Pendant ce temps, Trump met la pression pour rendre exploitable près de 40.000 km² de forêts en Alaska

epa

Dans la plus grande des discrétions, Donald Trump a chargé son secrétaire d’État à l’Agriculture de soustraire près de la moitié de la forêt nationale de Tongass aux règles restrictives mises en place il y a 20 ans. Un autre trésor de l’humanité en danger.

La forêt nationale de Tongass, située en Alaska, s’étend sur 69.000 km² (6,9 millions d’hectares). Ce qui en fait la plus grande forêt des États-Unis. De par les pluies abondantes qui s’y déversent, la forêt possède un écosystème exceptionnel qui contient plus de biomasses que n’importe quelle forêt tropicale.

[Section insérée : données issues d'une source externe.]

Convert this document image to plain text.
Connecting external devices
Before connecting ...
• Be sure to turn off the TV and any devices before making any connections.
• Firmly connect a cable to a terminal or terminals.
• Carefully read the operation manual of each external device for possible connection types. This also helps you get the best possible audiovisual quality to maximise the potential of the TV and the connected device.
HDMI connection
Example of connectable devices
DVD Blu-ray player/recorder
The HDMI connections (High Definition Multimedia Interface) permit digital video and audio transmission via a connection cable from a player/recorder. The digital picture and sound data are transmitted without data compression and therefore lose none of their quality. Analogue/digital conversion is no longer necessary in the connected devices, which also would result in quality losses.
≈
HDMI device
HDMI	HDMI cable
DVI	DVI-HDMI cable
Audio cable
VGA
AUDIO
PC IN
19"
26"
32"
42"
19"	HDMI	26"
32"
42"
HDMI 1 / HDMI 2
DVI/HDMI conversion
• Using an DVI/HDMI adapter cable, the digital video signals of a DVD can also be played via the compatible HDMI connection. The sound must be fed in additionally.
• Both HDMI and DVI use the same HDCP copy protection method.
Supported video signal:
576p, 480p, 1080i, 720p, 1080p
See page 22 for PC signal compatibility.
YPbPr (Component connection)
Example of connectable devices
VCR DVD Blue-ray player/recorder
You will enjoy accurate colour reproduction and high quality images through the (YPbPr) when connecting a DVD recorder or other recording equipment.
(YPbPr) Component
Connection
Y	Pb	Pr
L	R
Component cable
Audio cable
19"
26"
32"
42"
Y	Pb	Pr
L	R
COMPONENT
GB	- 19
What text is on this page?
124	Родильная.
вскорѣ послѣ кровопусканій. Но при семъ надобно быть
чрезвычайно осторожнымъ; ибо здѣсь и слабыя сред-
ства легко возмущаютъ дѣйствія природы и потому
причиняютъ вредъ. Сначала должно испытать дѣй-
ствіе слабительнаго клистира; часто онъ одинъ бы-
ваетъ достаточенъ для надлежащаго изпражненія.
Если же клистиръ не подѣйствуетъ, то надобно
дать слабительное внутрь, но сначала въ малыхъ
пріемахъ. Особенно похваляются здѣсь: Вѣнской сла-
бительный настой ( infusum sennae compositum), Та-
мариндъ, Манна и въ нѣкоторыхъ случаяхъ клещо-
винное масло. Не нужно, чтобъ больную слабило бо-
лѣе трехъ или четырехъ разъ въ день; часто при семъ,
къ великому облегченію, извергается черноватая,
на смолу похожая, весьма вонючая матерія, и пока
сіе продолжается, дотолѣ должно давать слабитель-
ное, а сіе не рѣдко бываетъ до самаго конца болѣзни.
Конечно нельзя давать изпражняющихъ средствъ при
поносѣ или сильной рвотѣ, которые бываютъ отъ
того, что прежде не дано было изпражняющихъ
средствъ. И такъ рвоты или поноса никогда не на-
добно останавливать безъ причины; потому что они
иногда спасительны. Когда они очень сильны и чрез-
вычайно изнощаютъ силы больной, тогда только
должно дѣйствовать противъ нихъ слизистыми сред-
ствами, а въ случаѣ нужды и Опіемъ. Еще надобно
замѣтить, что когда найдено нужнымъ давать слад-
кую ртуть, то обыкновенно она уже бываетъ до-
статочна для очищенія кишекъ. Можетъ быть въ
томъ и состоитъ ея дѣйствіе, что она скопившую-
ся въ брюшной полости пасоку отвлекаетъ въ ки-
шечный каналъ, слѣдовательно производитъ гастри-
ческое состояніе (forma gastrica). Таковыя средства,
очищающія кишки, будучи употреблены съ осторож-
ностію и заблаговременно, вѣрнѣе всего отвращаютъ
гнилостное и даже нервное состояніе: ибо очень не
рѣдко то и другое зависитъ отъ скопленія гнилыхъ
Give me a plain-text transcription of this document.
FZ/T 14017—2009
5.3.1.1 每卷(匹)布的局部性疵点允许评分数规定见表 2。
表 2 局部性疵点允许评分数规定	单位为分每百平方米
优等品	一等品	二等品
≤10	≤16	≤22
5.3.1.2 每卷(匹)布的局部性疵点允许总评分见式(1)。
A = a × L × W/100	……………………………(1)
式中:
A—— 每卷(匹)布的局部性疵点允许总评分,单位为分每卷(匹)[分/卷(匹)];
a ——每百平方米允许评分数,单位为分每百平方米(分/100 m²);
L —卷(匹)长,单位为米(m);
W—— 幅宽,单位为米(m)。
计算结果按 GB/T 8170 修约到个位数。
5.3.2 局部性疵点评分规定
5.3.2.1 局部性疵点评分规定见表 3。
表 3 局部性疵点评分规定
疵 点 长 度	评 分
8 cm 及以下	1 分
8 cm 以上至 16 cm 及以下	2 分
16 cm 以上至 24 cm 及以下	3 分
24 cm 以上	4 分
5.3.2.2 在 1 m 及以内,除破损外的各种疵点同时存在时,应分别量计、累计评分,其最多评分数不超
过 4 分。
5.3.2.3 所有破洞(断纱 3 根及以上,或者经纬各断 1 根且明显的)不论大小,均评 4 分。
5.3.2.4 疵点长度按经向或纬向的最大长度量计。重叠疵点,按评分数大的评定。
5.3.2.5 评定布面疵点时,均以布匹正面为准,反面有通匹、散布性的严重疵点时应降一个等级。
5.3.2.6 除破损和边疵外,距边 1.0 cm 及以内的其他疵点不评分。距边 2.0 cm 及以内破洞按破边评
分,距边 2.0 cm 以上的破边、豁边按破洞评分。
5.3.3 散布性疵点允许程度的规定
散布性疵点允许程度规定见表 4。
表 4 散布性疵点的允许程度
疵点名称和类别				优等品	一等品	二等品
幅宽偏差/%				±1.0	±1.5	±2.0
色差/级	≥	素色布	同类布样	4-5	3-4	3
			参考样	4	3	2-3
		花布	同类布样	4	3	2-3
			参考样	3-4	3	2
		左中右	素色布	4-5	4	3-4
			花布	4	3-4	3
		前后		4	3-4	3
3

Non seulement la forêt de Tongass est la plus importante réserve de grands arbres des États-Unis, mais elle représente aussi près d’un tiers des forêts pluviales tempérées qui subsistent à l’état primaire. Un trésor mondial, tout comme l’Amazonie.

Mais quand les regards se tournent vers le président brésilien Bolsonaro, Trump se la joue discret. Il vient de demander à son secrétaire d’État à l’Agriculture d’examiner l’exploitation de cette forêt, rapporte le Washington Post. Ce qui à terme pourrait mener à la déforestation ainsi qu’à l’extraction de ressources sur plus de la moitié de son territoire.

Une forêt protégée dès 2001

Pourtant en 2001, le président Bill Clinton a interdit l’exploitation forestière de cette zone. Il est depuis impossible d’y construire même une route. Le président Bush a tenté par la suite d’inverser cette politique en vendant des parties de cette forêt à la meilleure offre. Mais un juge fédéral a rétabli la règle de Clinton, précise encore le Washington Post.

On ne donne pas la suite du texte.